- Origin: Macclesfield, England
- Genres: Rock, punk rock, alternative rock
- Years active: 2006–present
- Labels: Cooking Vinyl, Wind Up
- Members: Ally Dickaty; Danny Dolan;
- Past members: Matt Rose; Chris Birdsall;
- Website: thevirginmarys.com

= The Virginmarys =

English rock band

The Virginmarys are an English rock duo from Macclesfield, England. The band formed in 2006 as a trio and self-released a limited series of sold-out EPs before releasing their debut album, King of Conflict, on DoubleCross/Cooking Vinyl and Wind Up Records (US) in February 2013. The album was awarded Editors Choice by iTunes US following their songs "Bang Bang Bang" and "Just A Ride," both being iTunes Singles Of The Week, and was then nominated for Album Of The Year at the Classic Rock Awards 2013. In 2013, The Virginmarys were crowned Best Breakthrough act at the Classic Rock Awards. "Motherless Land", the first single from the band's second LP, Divides, was released on 16 February 2016. Produced by Gil Norton, Divides was released on 6 May 2016 via Wind-up Records.

==Biography==
The band formed as a trio in Macclesfield in 2009. The band spent much of their early years touring extensively; they first played at the Download Festival in 2010 and have toured as a support act to Slash, Shinedown, Terrorvision, Skunk Anansie, Eagles of Death Metal, The View, Ash, Feeder, Queens Of The Stone Age, and We Are Scientists, as well as playing their headline gigs throughout UK, Europe, US, and Japan. The band released a series of self-financed E.P.s during this period and recorded their first mini-album, Cast the First Stone, in 2010, produced by Toby Jepson and mixed by Mike Fraser.

In late 2011, the band started working on their debut full-length album, again with Toby Jepson as producer (Chris Sheldon mixed the album) and continued to tour.
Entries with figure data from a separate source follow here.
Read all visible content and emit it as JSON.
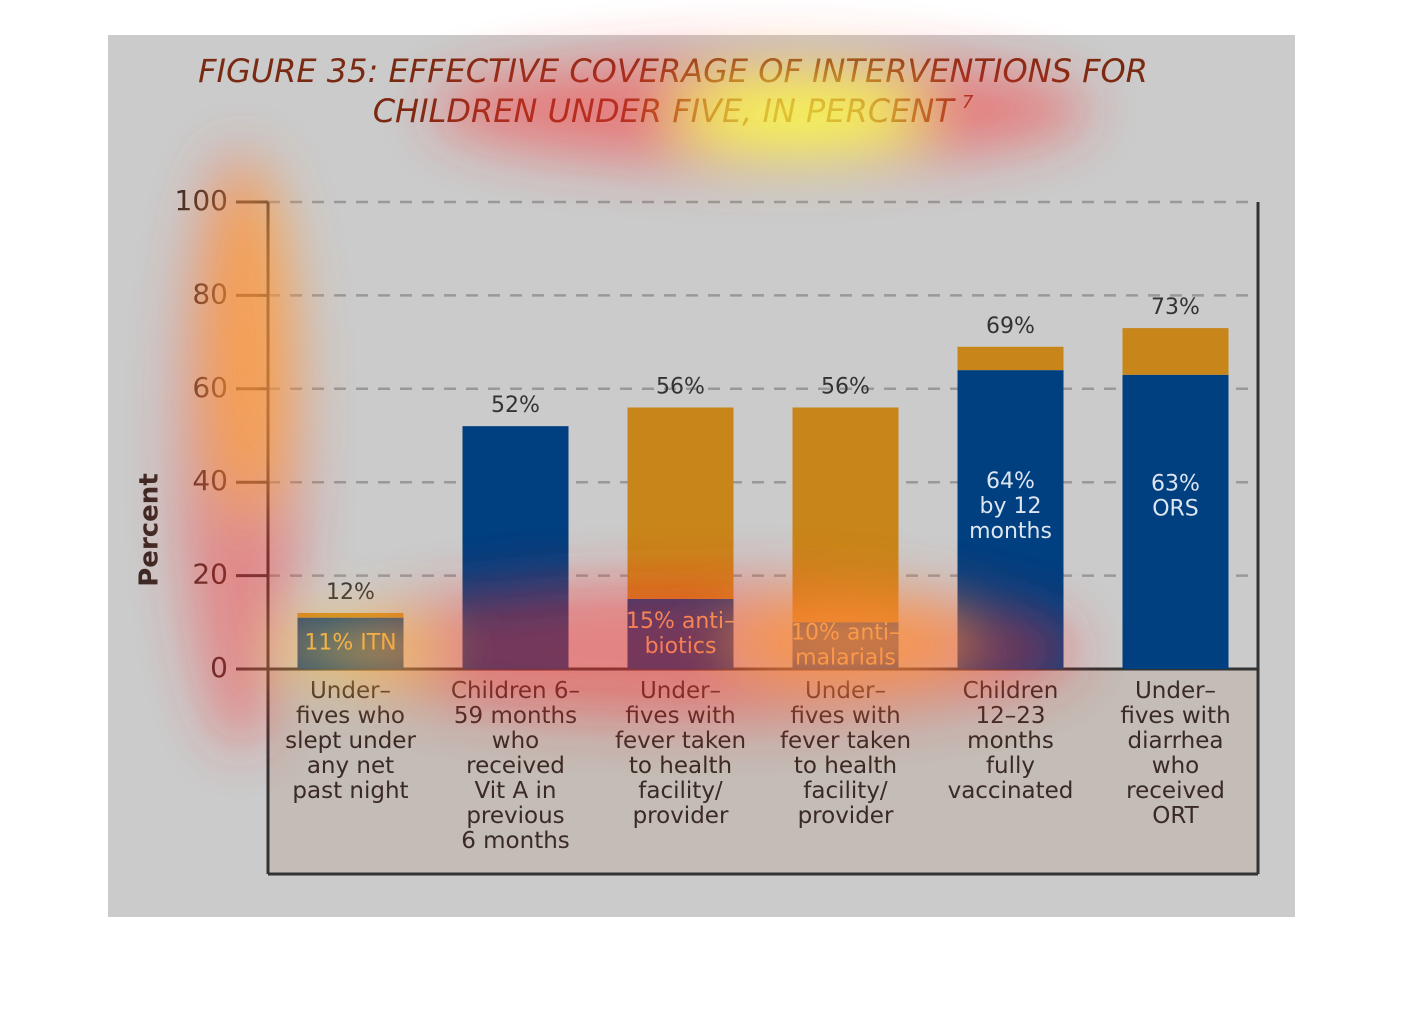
{
  "chart_data": {
    "type": "stacked_bar",
    "title": "FIGURE 35: EFFECTIVE COVERAGE OF INTERVENTIONS FOR\nCHILDREN UNDER FIVE, IN PERCENT",
    "title_note": "7",
    "y_label": "Percent",
    "categories": [
      "Under–\nfives who\nslept under\nany net\npast night",
      "Children 6–\n59 months\nwho\nreceived\nVit A in\nprevious\n6 months",
      "Under–\nfives with\nfever taken\nto health\nfacility/\nprovider",
      "Under–\nfives with\nfever taken\nto health\nfacility/\nprovider",
      "Children\n12–23\nmonths\nfully\nvaccinated",
      "Under–\nfives with\ndiarrhea\nwho\nreceived\nORT"
    ],
    "series": [
      {
        "color": "#003f80",
        "values": [
          11,
          52,
          15,
          10,
          64,
          63
        ],
        "value_labels": [
          "11% ITN",
          null,
          "15% anti–\nbiotics",
          "10% anti–\nmalarials",
          "64%\nby 12\nmonths",
          "63%\nORS"
        ],
        "label_colors": [
          "#e8b050",
          null,
          "#f0c070",
          "#f0d080",
          "#dde6f0",
          "#dde6f0"
        ]
      },
      {
        "color": "#c8861a",
        "values": [
          1,
          0,
          41,
          46,
          5,
          10
        ]
      }
    ],
    "totals": [
      12,
      52,
      56,
      56,
      69,
      73
    ],
    "total_labels": [
      "12%",
      "52%",
      "56%",
      "56%",
      "69%",
      "73%"
    ],
    "ylim": [
      0,
      100
    ],
    "yticks": [
      0,
      20,
      40,
      60,
      80,
      100
    ],
    "grid": true
  }
}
They wanted the freedom to make their own album, and in 2012, they announced record deals with Double Cross / Cooking Vinyl (in Europe), Wind Up Records (United States), and Hydrant Music (Japan). The debut album, King of Conflict, was released on 4 February 2013. On 14 November 2013, they were named Best Breakthrough act at the 2013 Classic Rock Awards.

In 2015, production began for their second album, Divides, produced by Gil Norton. The record was released on 6 May 2016 release via Wind-up Records.

In 2017, the band chose to move forward independently and has since released two EPs, Sitting Ducks and Devil Keeps Coming along with the album Northern Sun Sessions.

==Band members==
- Ally Dickaty- vocals, guitar (2008–present)
- Danny Dolan - drums, (2008–present)
- Matt Rose - bass, vocals (2009–December 2016)
- Ross Massey - Touring bass (2017–2020)

==Discography==
===Studio albums===

List of albums, with selected details and chart positions
| Title | Album details | Peak chart positions |  | Sales |
| UK | US Heat |
| Self Medication | Released: 2008; Label: Three Hearts Limited; | — | — |  |
| King of Conflict | Released: 4 February 2013; Label: Cooking Vinyl; | 93 | 8 | US: 9,000; |
| Divides | Released: 6 May 2016; Label: Cooking Vinyl; | — | — |  |
| Northern Sun Sessions | Released: 16 November 2018; Label: Threehearts; | — | — |  |
| The House Beyond the Fires | Released 2024; |  |  |  |
"—" denotes a recording that did not chart or was not released in that territory.

===EPs and mini-albums===
- Cast the First Stone (2010)
- Just a Ride (2011)
- Portrait of Red (2011)
- Dead Man's Shoes (2012)
- Sitting Ducks (2017)
- Devil Keeps Coming (2022)

===Singles===

| Year | Song | Chart peak |  |  | Album |
| CAN Rock | US Alt. | US Main. |
| 2012 | "Dead Man's Shoes" | 17 | 31 | 35 | King of Conflict |
| 2013 | "Just a Ride" | — | — | 30 |
| 2016 | "Into Dust" | — | — | — | Divides |
| 2016 | "Motherless Land" | — | — | — |
| 2017 | "Sweet Loretta (You Know Me Better)" | — | — | — | Sitting Ducks |
| 2019 | "Northern Sun" | — | — | — | Northern Sun Sessions |
| 2022 | "The Meds" | — | — | — | The Devil Keeps Coming |
"—" denotes a release that did not chart.